As accountants, that’s fine, we can make spreadsheets dance, and sing, and even make pictures.
Still, these sheets get more and more unwieldy- as a CFO of mine used to say ‘We’ve grown like topsy…’.
Subsequently, we find ourselves with a few options in front of us:

Option 1:

We can stick our head in the sand and just let our system get ever more convoluted

OR

We can tell ourselves that it’s too expensive/difficult/time consuming/whatever other excuse we come up with to justify not doing anything about it, which amounts to the same thing.

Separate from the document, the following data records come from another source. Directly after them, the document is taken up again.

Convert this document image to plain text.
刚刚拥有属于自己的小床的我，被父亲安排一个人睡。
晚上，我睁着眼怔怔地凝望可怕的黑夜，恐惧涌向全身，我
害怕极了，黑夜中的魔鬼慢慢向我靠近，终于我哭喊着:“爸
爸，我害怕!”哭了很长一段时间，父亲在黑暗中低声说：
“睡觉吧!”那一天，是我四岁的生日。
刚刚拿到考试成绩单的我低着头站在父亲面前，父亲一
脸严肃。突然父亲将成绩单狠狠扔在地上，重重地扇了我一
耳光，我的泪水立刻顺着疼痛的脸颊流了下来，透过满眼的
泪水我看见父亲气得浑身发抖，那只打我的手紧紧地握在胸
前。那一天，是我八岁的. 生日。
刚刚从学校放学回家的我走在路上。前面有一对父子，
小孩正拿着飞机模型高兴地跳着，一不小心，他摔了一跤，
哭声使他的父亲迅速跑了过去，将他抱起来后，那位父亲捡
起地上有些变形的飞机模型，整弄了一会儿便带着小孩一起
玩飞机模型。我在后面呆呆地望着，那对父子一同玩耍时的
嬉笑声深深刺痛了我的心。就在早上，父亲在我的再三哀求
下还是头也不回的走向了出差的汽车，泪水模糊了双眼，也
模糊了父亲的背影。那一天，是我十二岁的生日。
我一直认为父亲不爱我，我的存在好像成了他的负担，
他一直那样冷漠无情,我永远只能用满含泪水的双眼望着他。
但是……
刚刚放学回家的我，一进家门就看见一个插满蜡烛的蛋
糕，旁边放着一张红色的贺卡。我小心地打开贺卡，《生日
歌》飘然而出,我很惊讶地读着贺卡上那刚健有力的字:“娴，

Often, this build up is a journey in and of itself. Something more important/urgent is always going to take priority – up until the tipping point where it’s too late to fix the problem and then we go from prevention to damage control. During the journey, we may be able to see some signs of trouble ahead and they may be small to begin with. Things like:

  • Inconsistent info, manual processes, data validation and other minor errors that propagate through the model
  • Lack of systematic workflow and controls
  • Lack of collaboration and accountability, with time wasted with chasing up those required to approve inputs into your model (line managers, other corporate business units)
  • Multiple data sources, multiple contributors, compliance demands, mounting deadlines, long processing times
  • System validation challenges – i.e. is it a step in the process to ‘make sure the model works this year’?

Option 2: 

We can conduct a thorough review of our current available resources and identify if there are any inefficiencies we can address and go from there. The question is, how do we know where to start?